Hi,
interesting poster! May I ask you more specific info on the type of DCM you used? For example, was it a one-state deterministic model? Did you perform DCM on each individual and then performed traditional group statistics afterwards?
Thanks!
Hi, nice poster. I have two short questions.
1) Did you find any significant BOLD modulation due to tACS beyond your auditory ROIs?
2) In figure 5B, is the correlation between tACS induced connectivity changes and the behavioral changes referring to tACS 180°?
Thank you for your interest.
1) The whole-brain analysis did not reveal significant modulation outside the ROIs
2) Yes that is correct, the color code is blue=tACS 180° and red= tACS 0°
Hi @sara-calzolari,
Thank you for your interest. We computed first level DCM models and DCM with parametric empirical bayes (PEB) with bayesian model reduction and bayesian model averaging at the second level as described in this publication ( http://www.sciencedirect.com/science/article/pii/S1053811919305233).
Hi @basil,
thanks for the reply. Did you find any correlation between tACS 0° induced connectivity changes and the behavioral changes? (Since tACS 0° was the condition showing the significant modulation in the behavior)
thanks again
Good question. Yes we did. The negative modulation of the intra-hemispheric connections was also correlated with binaural integration. The feedward connections (HG->pSTS) were positively correlated (the larger the perturbation, the larger the reduction in binaural integration). For the feedback connections (pSTS->HG) the correlation was in the opposite direction.
Hi @sara-calzolari,
After checking your poster I noticed that you are a DCM expert and I feel that I may not carefully addressed your question.
You asked whether we used a one-state deterministic model?
Yes exactly, the PEB approach assumes that all subjects have the same basic architecture
You asked whether we preformed DCM on each individual and then performed traditional group statistics afterwards?
May I ask for clarification: Is your question whether we used PEB on models of single participants to estimate the connecitivity parameters individually?
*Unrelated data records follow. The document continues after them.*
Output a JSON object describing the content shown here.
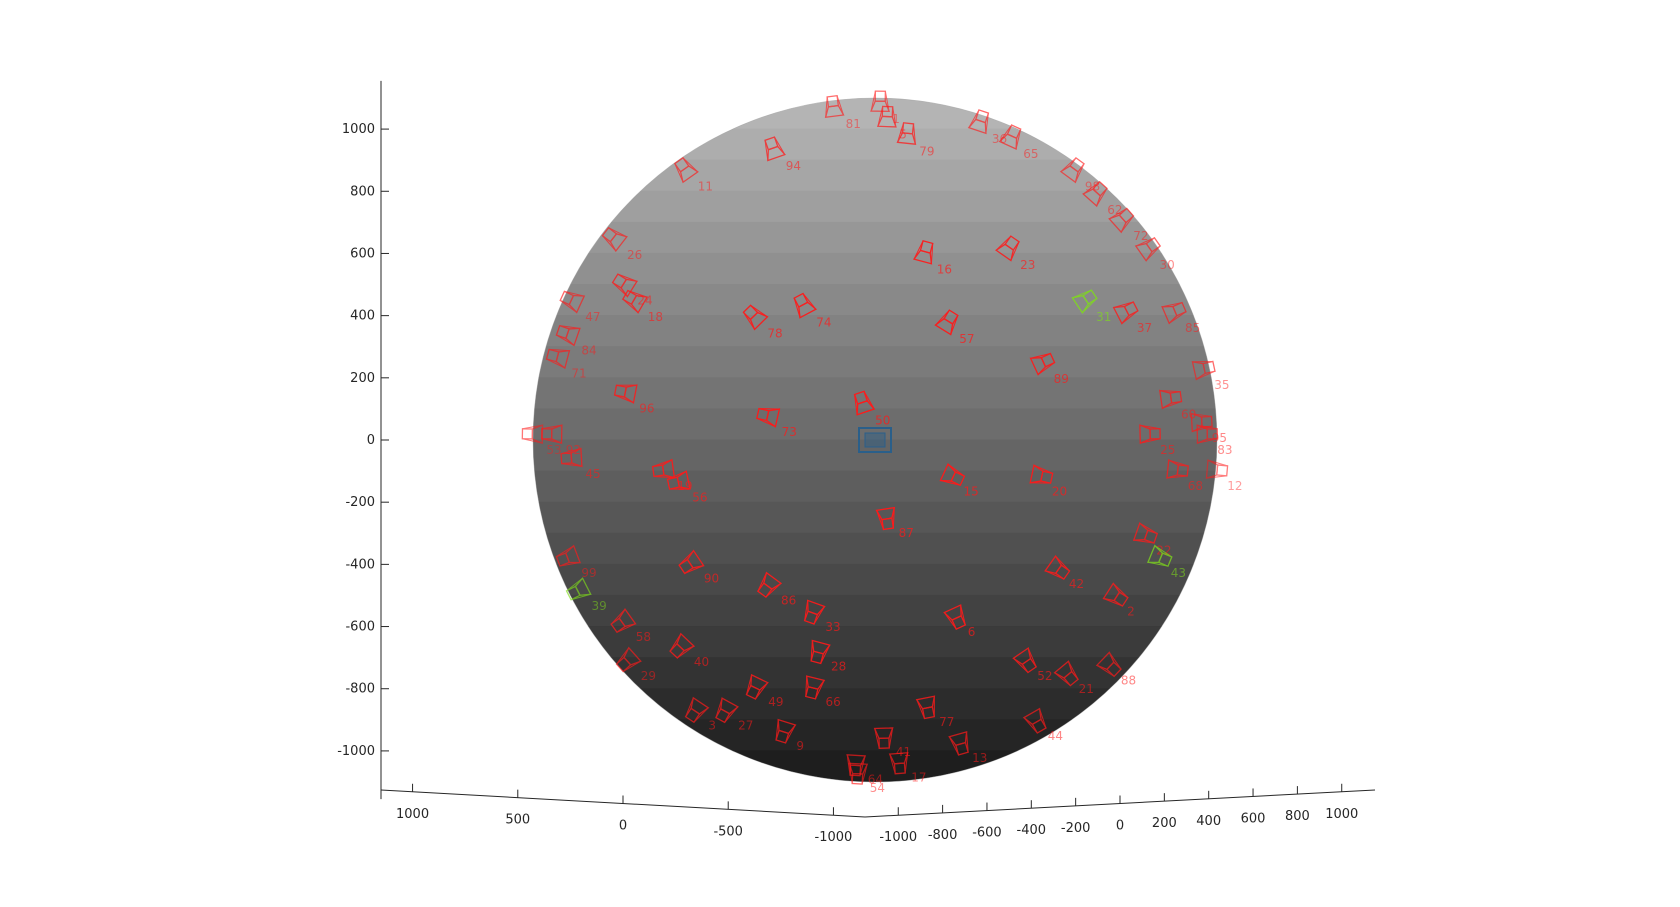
{
  "chart_data": {
    "type": "scatter3d",
    "title": "",
    "description_source": "camera poses on a sphere",
    "sphere": {
      "radius": 1100,
      "center": [
        0,
        0,
        0
      ]
    },
    "colors": {
      "camera_default": "#ff1a1a",
      "camera_highlight": "#7fdc1a",
      "reference_marker": "#2a5f8a",
      "sphere_top": "#b4b4b4",
      "sphere_bottom": "#1e1e1e",
      "axis": "#262626"
    },
    "axes": {
      "z": {
        "ticks": [
          1000,
          800,
          600,
          400,
          200,
          0,
          -200,
          -400,
          -600,
          -800,
          -1000
        ],
        "labels": [
          "1000",
          "800",
          "600",
          "400",
          "200",
          "0",
          "-200",
          "-400",
          "-600",
          "-800",
          "-1000"
        ],
        "range": [
          -1150,
          1150
        ]
      },
      "x": {
        "ticks": [
          1000,
          500,
          0,
          -500,
          -1000
        ],
        "labels": [
          "1000",
          "500",
          "0",
          "-500",
          "-1000"
        ],
        "range": [
          1150,
          -1150
        ]
      },
      "y": {
        "ticks": [
          -1000,
          -800,
          -600,
          -400,
          -200,
          0,
          200,
          400,
          600,
          800,
          1000
        ],
        "labels": [
          "-1000",
          "-800",
          "-600",
          "-400",
          "-200",
          "0",
          "200",
          "400",
          "600",
          "800",
          "1000"
        ],
        "range": [
          -1150,
          1150
        ]
      }
    },
    "cameras": [
      {
        "id": "81",
        "lon": -30,
        "lat": 76,
        "color": "red"
      },
      {
        "id": "1",
        "lon": 5,
        "lat": 80,
        "color": "red"
      },
      {
        "id": "36",
        "lon": 55,
        "lat": 68,
        "color": "red"
      },
      {
        "id": "65",
        "lon": 58,
        "lat": 62,
        "color": "red"
      },
      {
        "id": "5",
        "lon": 6,
        "lat": 70,
        "color": "red"
      },
      {
        "id": "79",
        "lon": 12,
        "lat": 63,
        "color": "red"
      },
      {
        "id": "94",
        "lon": -34,
        "lat": 58,
        "color": "red"
      },
      {
        "id": "98",
        "lon": 70,
        "lat": 52,
        "color": "red"
      },
      {
        "id": "62",
        "lon": 68,
        "lat": 46,
        "color": "red"
      },
      {
        "id": "72",
        "lon": 70,
        "lat": 40,
        "color": "red"
      },
      {
        "id": "30",
        "lon": 74,
        "lat": 34,
        "color": "red"
      },
      {
        "id": "11",
        "lon": -64,
        "lat": 52,
        "color": "red"
      },
      {
        "id": "26",
        "lon": -70,
        "lat": 36,
        "color": "red"
      },
      {
        "id": "24",
        "lon": -55,
        "lat": 27,
        "color": "red"
      },
      {
        "id": "18",
        "lon": -50,
        "lat": 24,
        "color": "red"
      },
      {
        "id": "47",
        "lon": -75,
        "lat": 24,
        "color": "red"
      },
      {
        "id": "84",
        "lon": -70,
        "lat": 18,
        "color": "red"
      },
      {
        "id": "71",
        "lon": -72,
        "lat": 14,
        "color": "red"
      },
      {
        "id": "16",
        "lon": 10,
        "lat": 33,
        "color": "red"
      },
      {
        "id": "23",
        "lon": 28,
        "lat": 34,
        "color": "red"
      },
      {
        "id": "74",
        "lon": -13,
        "lat": 23,
        "color": "red"
      },
      {
        "id": "78",
        "lon": -22,
        "lat": 21,
        "color": "red"
      },
      {
        "id": "57",
        "lon": 13,
        "lat": 20,
        "color": "red"
      },
      {
        "id": "89",
        "lon": 30,
        "lat": 13,
        "color": "red"
      },
      {
        "id": "37",
        "lon": 52,
        "lat": 22,
        "color": "red"
      },
      {
        "id": "85",
        "lon": 70,
        "lat": 22,
        "color": "red"
      },
      {
        "id": "35",
        "lon": 78,
        "lat": 12,
        "color": "red"
      },
      {
        "id": "60",
        "lon": 60,
        "lat": 7,
        "color": "red"
      },
      {
        "id": "96",
        "lon": -47,
        "lat": 8,
        "color": "red"
      },
      {
        "id": "73",
        "lon": -18,
        "lat": 4,
        "color": "red"
      },
      {
        "id": "50",
        "lon": -2,
        "lat": 6,
        "color": "red"
      },
      {
        "id": "95",
        "lon": 72,
        "lat": 3,
        "color": "red"
      },
      {
        "id": "83",
        "lon": 75,
        "lat": 1,
        "color": "red"
      },
      {
        "id": "25",
        "lon": 53,
        "lat": 1,
        "color": "red"
      },
      {
        "id": "53",
        "lon": -85,
        "lat": 1,
        "color": "red"
      },
      {
        "id": "92",
        "lon": -70,
        "lat": 1,
        "color": "red"
      },
      {
        "id": "45",
        "lon": -62,
        "lat": -3,
        "color": "red"
      },
      {
        "id": "19",
        "lon": -38,
        "lat": -5,
        "color": "red"
      },
      {
        "id": "56",
        "lon": -35,
        "lat": -7,
        "color": "red"
      },
      {
        "id": "15",
        "lon": 13,
        "lat": -6,
        "color": "red"
      },
      {
        "id": "20",
        "lon": 29,
        "lat": -6,
        "color": "red"
      },
      {
        "id": "68",
        "lon": 62,
        "lat": -5,
        "color": "red"
      },
      {
        "id": "12",
        "lon": 87,
        "lat": -5,
        "color": "red"
      },
      {
        "id": "22",
        "lon": 55,
        "lat": -16,
        "color": "red"
      },
      {
        "id": "87",
        "lon": 2,
        "lat": -13,
        "color": "red"
      },
      {
        "id": "99",
        "lon": -72,
        "lat": -20,
        "color": "red"
      },
      {
        "id": "90",
        "lon": -35,
        "lat": -21,
        "color": "red"
      },
      {
        "id": "86",
        "lon": -20,
        "lat": -25,
        "color": "red"
      },
      {
        "id": "42",
        "lon": 35,
        "lat": -22,
        "color": "red"
      },
      {
        "id": "2",
        "lon": 52,
        "lat": -27,
        "color": "red"
      },
      {
        "id": "33",
        "lon": -12,
        "lat": -30,
        "color": "red"
      },
      {
        "id": "6",
        "lon": 16,
        "lat": -31,
        "color": "red"
      },
      {
        "id": "28",
        "lon": -12,
        "lat": -38,
        "color": "red"
      },
      {
        "id": "52",
        "lon": 35,
        "lat": -40,
        "color": "red"
      },
      {
        "id": "21",
        "lon": 50,
        "lat": -43,
        "color": "red"
      },
      {
        "id": "88",
        "lon": 65,
        "lat": -41,
        "color": "red"
      },
      {
        "id": "40",
        "lon": -45,
        "lat": -37,
        "color": "red"
      },
      {
        "id": "58",
        "lon": -60,
        "lat": -32,
        "color": "red"
      },
      {
        "id": "29",
        "lon": -70,
        "lat": -40,
        "color": "red"
      },
      {
        "id": "49",
        "lon": -30,
        "lat": -46,
        "color": "red"
      },
      {
        "id": "66",
        "lon": -15,
        "lat": -46,
        "color": "red"
      },
      {
        "id": "27",
        "lon": -45,
        "lat": -52,
        "color": "red"
      },
      {
        "id": "3",
        "lon": -58,
        "lat": -52,
        "color": "red"
      },
      {
        "id": "77",
        "lon": 14,
        "lat": -51,
        "color": "red"
      },
      {
        "id": "9",
        "lon": -30,
        "lat": -58,
        "color": "red"
      },
      {
        "id": "41",
        "lon": 3,
        "lat": -60,
        "color": "red"
      },
      {
        "id": "44",
        "lon": 55,
        "lat": -55,
        "color": "red"
      },
      {
        "id": "17",
        "lon": 12,
        "lat": -70,
        "color": "red"
      },
      {
        "id": "64",
        "lon": -10,
        "lat": -71,
        "color": "red"
      },
      {
        "id": "54",
        "lon": -12,
        "lat": -76,
        "color": "red"
      },
      {
        "id": "13",
        "lon": 32,
        "lat": -62,
        "color": "red"
      },
      {
        "id": "43",
        "lon": 62,
        "lat": -20,
        "color": "highlight"
      },
      {
        "id": "31",
        "lon": 42,
        "lat": 24,
        "color": "highlight"
      },
      {
        "id": "39",
        "lon": -74,
        "lat": -26,
        "color": "highlight"
      },
      {
        "id": "ref",
        "lon": 0,
        "lat": 0,
        "color": "reference"
      }
    ]
  }
}
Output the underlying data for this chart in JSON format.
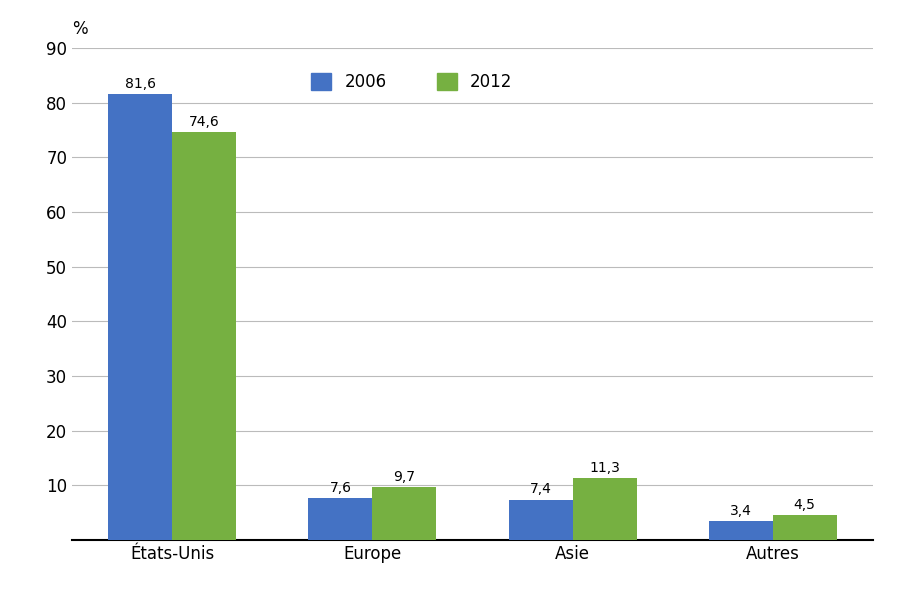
{
  "categories": [
    "États-Unis",
    "Europe",
    "Asie",
    "Autres"
  ],
  "values_2006": [
    81.6,
    7.6,
    7.4,
    3.4
  ],
  "values_2012": [
    74.6,
    9.7,
    11.3,
    4.5
  ],
  "color_2006": "#4472C4",
  "color_2012": "#76B041",
  "ylabel": "%",
  "ylim": [
    0,
    90
  ],
  "yticks": [
    0,
    10,
    20,
    30,
    40,
    50,
    60,
    70,
    80,
    90
  ],
  "legend_2006": "2006",
  "legend_2012": "2012",
  "bar_width": 0.32,
  "background_color": "#ffffff",
  "grid_color": "#bbbbbb",
  "label_fontsize": 10,
  "tick_fontsize": 12,
  "ylabel_fontsize": 12
}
What did you mean with a traditional group statistics? Subsequent ANOVA or t-tests?
Hi @basil,
thanks for the additional info. You answered my question when you replied you employed PEB, because I was precisely wondering whether you used PEB for the group analysis or if you performed frequentist stats like anova, so all good.
I do not consider myself a DCM expert at all, I'm fairly new to it so I am always glad to find other people who use it!
Hi @basil,
thanks for the reply. In your discussion you mentioned that both tACS 180° and 0° were detrimental for performance since one reduces inter-hemispheric while the other reduces intra-hemispheric connectivity. Do you think that there might be another optimal phase-lag that could contribute to improving performance?, or maybe different frequency, tACS-stimulus lag, stimulation montage? or maybe tACS is just inducing noise in the brain and the effect for binaural integration will always be negative regardless or the stimulation protocol?
Thanks again, I really enjoyed your poster
You ask a very important question. I believe that there are small inter-individual differences in the optimal lags for interhemispheric communication. However, I am not sure, if we would be able to increase performance, or at least not in young healthy participants, even if we could a priori identify the inherent interhemispheric phase lag. I think the reason is that young healthy participants already performs at an optimal level and that they show an optimal level of gamma band oscillatory activity, reflecting a high neural signal-to-noise ratio. In this case, TACS may simply add noise that makes performance worse.
Thank you for the question. I really enjoy this discussion
Hi @basil,
yes, that's a good point. Maybe we might be able to see improvements in conditions where binaural integration and/or gamma band activity are compromised or in more difficult tasks where performance is not at ceiling.